Updated at 8:08 p.m. ET
Congressional Democrats are calling the director of national intelligence's cancellation of additional in-person election security briefings "outrageous," after the change was announced on Friday. Election Day is about nine weeks away.
Congress will still be briefed on election security by the Office of the Director of National Intelligence, but through written reports instead of verbal briefings.
In a letter to congressional leaders, John Ratcliffe — a former Texas Republican congressman who was confirmed as director of national intelligence in May — wrote that he believes the change "helps ensure, to the maximum extent possible, that the information ODNI provides the Congress ... is not misunderstood nor politicized."
President Trump said Saturday that Ratcliffe was ending the briefings in order to prevent leaks.
The change comes just weeks after a top counterintelligence official warned about ongoing interference and influence efforts by Russia, China and Iran.
Democrats, including Illinois Rep. Raja Krishnamoorthi, a member of the House Intelligence Committee, say the in-person briefings allow Congress to ask necessary questions and assess the tone and urgency of any threats from the intelligence community.

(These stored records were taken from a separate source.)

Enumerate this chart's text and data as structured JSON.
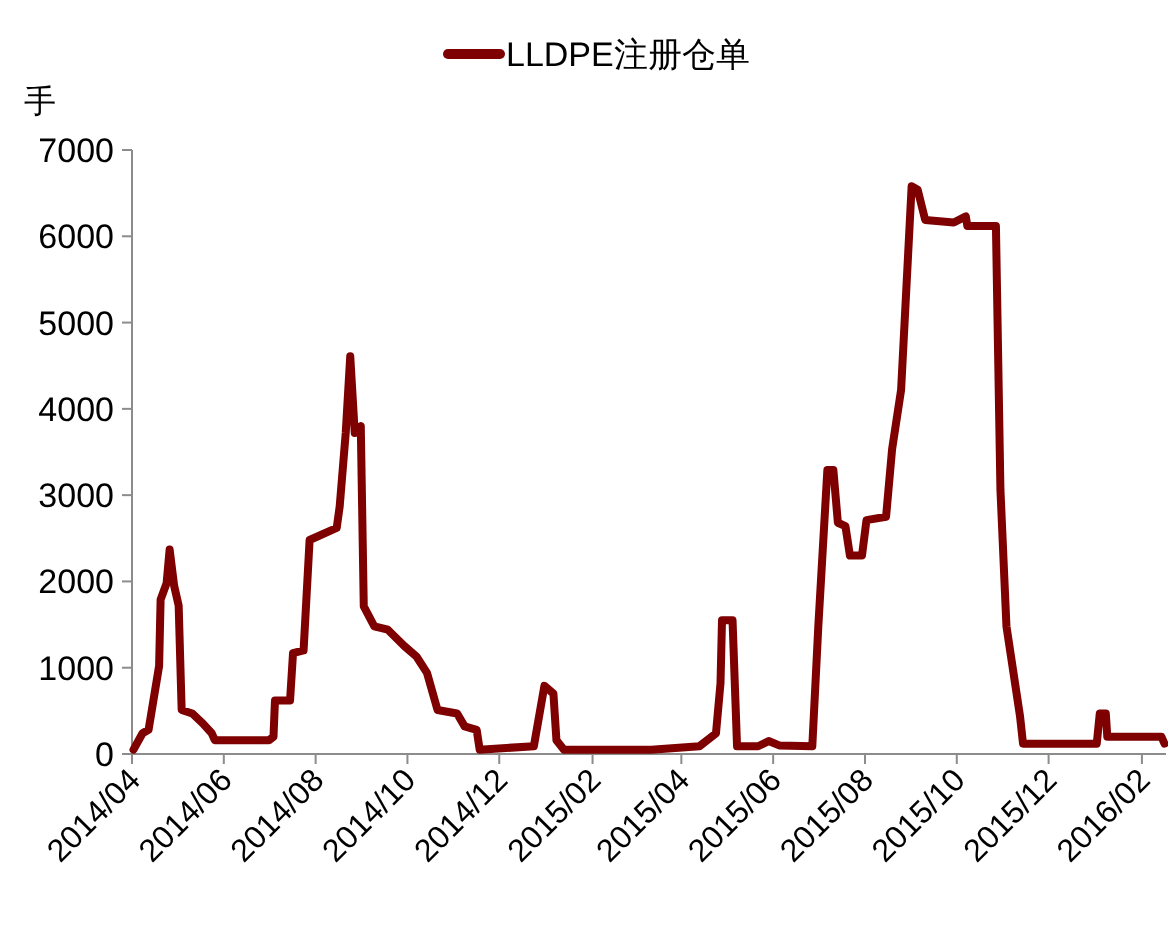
{
  "chart_data": {
    "type": "line",
    "ylabel": "手",
    "legend": "top",
    "marker": "none",
    "line_style": "solid",
    "grid": false,
    "xlim": [
      "2014-04-01",
      "2016-02-17"
    ],
    "xticks": [
      {
        "value": "2014-04",
        "label": "2014/04"
      },
      {
        "value": "2014-06",
        "label": "2014/06"
      },
      {
        "value": "2014-08",
        "label": "2014/08"
      },
      {
        "value": "2014-10",
        "label": "2014/10"
      },
      {
        "value": "2014-12",
        "label": "2014/12"
      },
      {
        "value": "2015-02",
        "label": "2015/02"
      },
      {
        "value": "2015-04",
        "label": "2015/04"
      },
      {
        "value": "2015-06",
        "label": "2015/06"
      },
      {
        "value": "2015-08",
        "label": "2015/08"
      },
      {
        "value": "2015-10",
        "label": "2015/10"
      },
      {
        "value": "2015-12",
        "label": "2015/12"
      },
      {
        "value": "2016-02",
        "label": "2016/02"
      }
    ],
    "ylim": [
      0,
      7000
    ],
    "yticks": [
      0,
      1000,
      2000,
      3000,
      4000,
      5000,
      6000,
      7000
    ],
    "x": [
      "2014-04-02",
      "2014-04-08",
      "2014-04-12",
      "2014-04-19",
      "2014-04-20",
      "2014-04-24",
      "2014-04-26",
      "2014-04-29",
      "2014-05-02",
      "2014-05-04",
      "2014-05-11",
      "2014-05-18",
      "2014-05-24",
      "2014-05-26",
      "2014-07-01",
      "2014-07-04",
      "2014-07-05",
      "2014-07-15",
      "2014-07-17",
      "2014-07-24",
      "2014-07-28",
      "2014-08-15",
      "2014-08-17",
      "2014-08-21",
      "2014-08-24",
      "2014-08-27",
      "2014-08-31",
      "2014-09-02",
      "2014-09-09",
      "2014-09-18",
      "2014-09-22",
      "2014-09-29",
      "2014-10-07",
      "2014-10-14",
      "2014-10-21",
      "2014-11-03",
      "2014-11-08",
      "2014-11-16",
      "2014-11-18",
      "2014-12-24",
      "2014-12-31",
      "2015-01-06",
      "2015-01-08",
      "2015-01-13",
      "2015-03-12",
      "2015-04-13",
      "2015-04-24",
      "2015-04-27",
      "2015-04-28",
      "2015-05-05",
      "2015-05-08",
      "2015-05-22",
      "2015-05-29",
      "2015-06-05",
      "2015-06-27",
      "2015-07-01",
      "2015-07-07",
      "2015-07-11",
      "2015-07-14",
      "2015-07-19",
      "2015-07-22",
      "2015-07-30",
      "2015-08-02",
      "2015-08-15",
      "2015-08-19",
      "2015-08-25",
      "2015-09-01",
      "2015-09-05",
      "2015-09-10",
      "2015-09-29",
      "2015-10-07",
      "2015-10-08",
      "2015-10-27",
      "2015-10-30",
      "2015-11-03",
      "2015-11-12",
      "2015-11-14",
      "2016-01-02",
      "2016-01-04",
      "2016-01-08",
      "2016-01-09",
      "2016-02-14",
      "2016-02-16"
    ],
    "series": [
      {
        "name": "LLDPE注册仓单",
        "color": "#7f0000",
        "values": [
          50,
          240,
          280,
          1020,
          1790,
          1980,
          2370,
          1950,
          1720,
          510,
          470,
          355,
          240,
          160,
          160,
          200,
          620,
          620,
          1170,
          1200,
          2480,
          2620,
          2870,
          3720,
          4610,
          3720,
          3800,
          1710,
          1480,
          1440,
          1370,
          1250,
          1130,
          940,
          510,
          470,
          320,
          280,
          50,
          90,
          790,
          700,
          160,
          50,
          50,
          90,
          240,
          820,
          1550,
          1550,
          90,
          90,
          150,
          100,
          90,
          1480,
          3290,
          3290,
          2680,
          2640,
          2300,
          2300,
          2710,
          2750,
          3530,
          4220,
          6580,
          6540,
          6190,
          6160,
          6230,
          6120,
          6120,
          3060,
          1480,
          440,
          120,
          120,
          470,
          470,
          200,
          200,
          120
        ]
      }
    ]
  }
}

"I think it's outrageous," Krishnamoorthi told Weekend Edition Sunday. "The fact that they would prevent further in-person briefings means that they want us not to be able to question career public servants about the intelligence that backs up this assessment of Russian interference, press for additional information about it and, quite frankly, ask how can we do more to combat it."
Addressing the counterintelligence report that Russia is again trying to influence the upcoming presidential election, Krishnamoorthi said Russians are using lessons they learned from 2016 and using different tactics this year.

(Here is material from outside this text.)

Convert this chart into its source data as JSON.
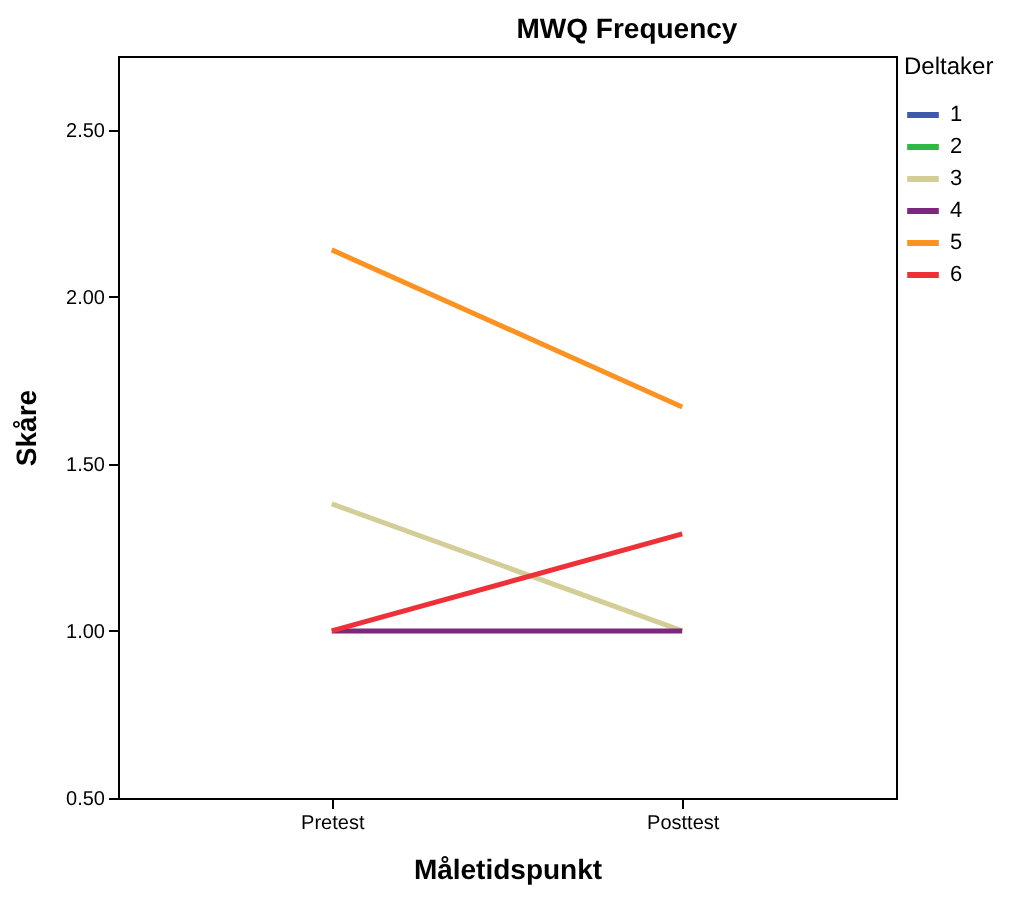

House Speaker Nancy Pelosi and House Intelligence Committee Chairman Adam Schiff, both California Democrats, released a joint statement on Saturday saying the change "is a shocking abdication of its lawful responsibility to keep the Congress currently informed, and a betrayal of the public's right to know how foreign powers are trying to subvert our democracy."
Schiff, appearing on CNN's State of the Union, said there is a possibility that Congress could subpoena U.S. intelligence officials to testify about election interference.
"We will compel the intelligence community to give Congress the information that we need. We will compel the intelligence community also to speak plainly to the American people," Schiff said. "And the American people ought to know what Russia is doing, they ought to know their president is unwilling to stand up to Vladimir Putin."
On Face the Nation on Sunday, Chad Wolf, the acting secretary of the Department of Homeland Security, said his department does intend to continue to brief Congress on cyber threats to election infrastructure and that much of what they deal with is unclassified information. He says the change by the ODNI is "not about limiting access, this is about providing the information to Congress — they're going to do that in a different format."
When asked about the leaks that Trump cited as a reason for Ratcliffe's decision, both Krishnamoorthi and Schiff said that while leaks being used for political gain is a legitimate concern, they do not consider that to be the case in this situation.
Krishnamoorthi says this change is the Trump administration "trying to create a chilling effect within the intelligence community."
"They don't want people to tell the truth, they want to muzzle them," he said, adding that the announcement "just invites the suspicion that once again, they're trying to invite that foreign interference."
Sen. Mark Warner, D-Va., who is the ranking member of the Senate Intelligence Committee, also criticized the decision on Saturday, saying in a tweet that the committee "does not and will not accept ODNI's refusal to brief Congress in the 66 days ahead of the election."
"What it appears to me, is that Ratcliffe is trying to control the flow of information," Warner told NPR's All Things Considered on Sunday. "Not have intelligence professionals be able to brief. We all know, the way you get information is the back and forth questioning that goes on in the normal course of congressional oversight. He is refusing to have that congressional oversight."
Sen. Marco Rubio, R-Fla., the acting chair of the intelligence committee, also released a statement on the changes, saying past leaks have hurt the relationship between the intelligence community and Congress. Rubio did not say he would take any action to push for in-person briefings again, but that he still expects intelligence officials to keep Congress informed.
NPR's Christianna Silva contributed reporting.